4. Repeat Step 1 and 2 to the Band-Limited Image.¶

  • Apply downsampling and interpolation method.
  • Compare and discuss the result.

Apply nearest-neighbor and bilinear interpolation¶

In [26]:
nearest_neighbor_2d_lpf_image_set = [conv2d(image, nearest_neighbor_kernel(SAMPLING_N)) for image in sampled_lpf_image_set]
bilinear_2d_lpf_image_set = [conv2d(image, bilinear_kernel(SAMPLING_N)) for image in sampled_lpf_image_set]
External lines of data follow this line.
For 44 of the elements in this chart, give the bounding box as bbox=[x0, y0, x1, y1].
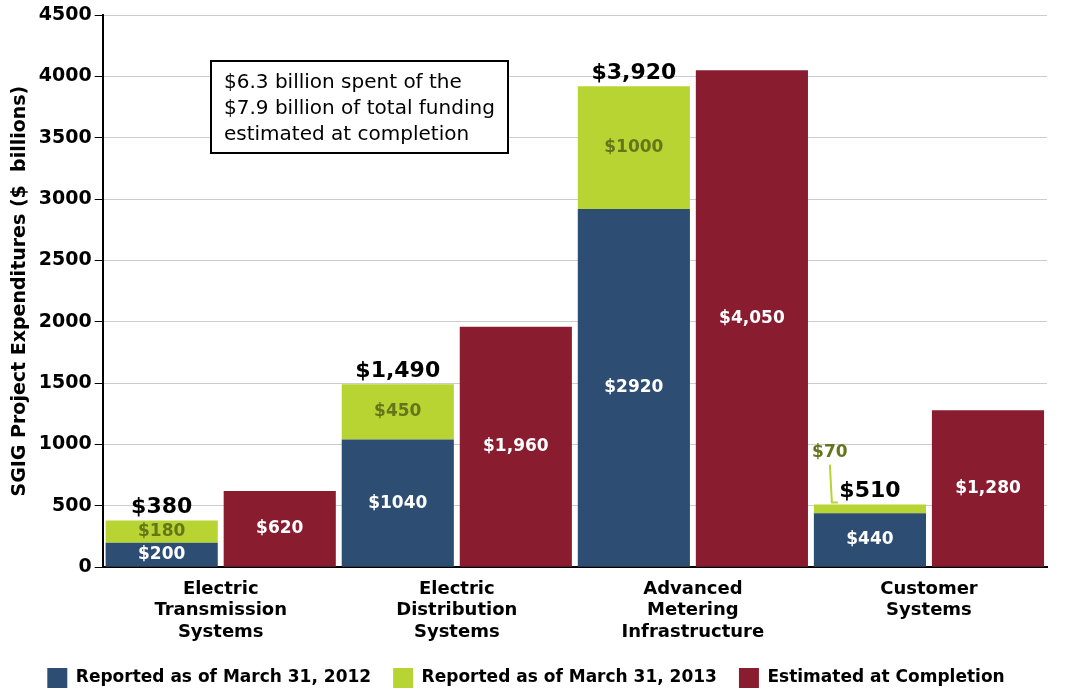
legend-label: Estimated at Completion bbox=[767, 666, 1005, 687]
x-tick-label: Electric Transmission Systems bbox=[154, 576, 287, 641]
data-label: $1040 bbox=[368, 491, 428, 512]
bar bbox=[577, 208, 690, 567]
total-label: $1,490 bbox=[355, 357, 441, 383]
total-label: $3,920 bbox=[591, 58, 677, 84]
x-tick-label: Advanced Metering Infrastructure bbox=[621, 576, 765, 641]
bar bbox=[577, 86, 690, 209]
data-label: $70 bbox=[812, 441, 848, 462]
bar bbox=[459, 326, 572, 567]
data-label: $1000 bbox=[604, 135, 664, 156]
bar bbox=[341, 439, 454, 567]
y-tick-label: 3000 bbox=[38, 186, 92, 208]
bar bbox=[341, 384, 454, 440]
data-label: $440 bbox=[846, 528, 894, 549]
bar bbox=[223, 491, 336, 567]
data-label: $4,050 bbox=[719, 306, 785, 327]
total-label: $510 bbox=[839, 477, 901, 503]
data-label: $200 bbox=[138, 543, 186, 564]
y-tick-label: 500 bbox=[52, 492, 92, 515]
y-tick-label: 4000 bbox=[38, 63, 92, 86]
data-label: $450 bbox=[374, 400, 422, 421]
annotation: $6.3 billion spent of the $7.9 billion of total funding estimated at completion bbox=[210, 60, 509, 154]
legend-label: Reported as of March 31, 2013 bbox=[421, 666, 717, 687]
y-tick-label: 1500 bbox=[38, 370, 92, 393]
bar bbox=[931, 410, 1045, 567]
y-tick-label: 2000 bbox=[38, 308, 92, 331]
x-tick-label: Customer Systems bbox=[880, 576, 978, 620]
y-tick-label: 0 bbox=[78, 554, 92, 577]
y-tick-label: 4500 bbox=[38, 1, 92, 24]
y-tick-label: 2500 bbox=[38, 247, 92, 270]
data-label: $180 bbox=[138, 520, 186, 541]
x-tick-label: Electric Distribution Systems bbox=[396, 576, 518, 641]
total-label: $380 bbox=[131, 493, 193, 519]
data-label: $1,280 bbox=[955, 476, 1021, 497]
legend-label: Reported as of March 31, 2012 bbox=[75, 666, 372, 687]
data-label: $620 bbox=[256, 517, 304, 538]
data-label: $1,960 bbox=[483, 435, 549, 456]
bar bbox=[695, 70, 808, 567]
y-tick-label: 1000 bbox=[38, 431, 92, 454]
bar bbox=[813, 513, 927, 567]
data-label: $2920 bbox=[604, 376, 664, 397]
y-axis-title: SGIG Project Expenditures ($ billions) bbox=[7, 85, 30, 497]
y-tick-label: 3500 bbox=[38, 124, 92, 147]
Compare and discuss the result¶

In [27]:
plt.figure(figsize=(15, 10))
plt.subplot(2, 3, 1)
plt.imshow(image_set[2])
plt.axis('off')
plt.title('Original Image')
plt.subplot(2, 3, 2)
plt.imshow(nearest_neighbor_2d_image_set[2])
plt.axis('off')
plt.title('Nearest Neighbor Interpolation')
plt.subplot(2, 3, 3)
plt.imshow(bilinear_2d_image_set[2])
plt.axis('off')
plt.title('Bilinear Interpolation')
plt.subplot(2, 3, 4)
plt.imshow(lpf_image_set[2])
plt.axis('off')
plt.title('Low Pass Filtered Image')
plt.subplot(2, 3, 5)
plt.imshow(nearest_neighbor_2d_lpf_image_set[2])
plt.axis('off')
plt.title('Nearest Neighbor Interpolation on LPF')
plt.subplot(2, 3, 6)
plt.imshow(bilinear_2d_lpf_image_set[2])
plt.axis('off')
plt.title('Bilinear Interpolation on LPF')
plt.show()
No description has been provided for this image

We can see that the LPF and bilinear interpolation version is more smoother and has less aliasing.
This Observation comes from difference of the Nyquist frequency, the aliasing comes from the decrease of the Nyquist frequency. So, If we reduce the high frequency, amplitude of the frequency over the Nyquist frequency is decreased and aliasing also decreased.
Therefore, we can observe that if we apply LPF then apply bilinear interpolation, then the result image has less aliasing.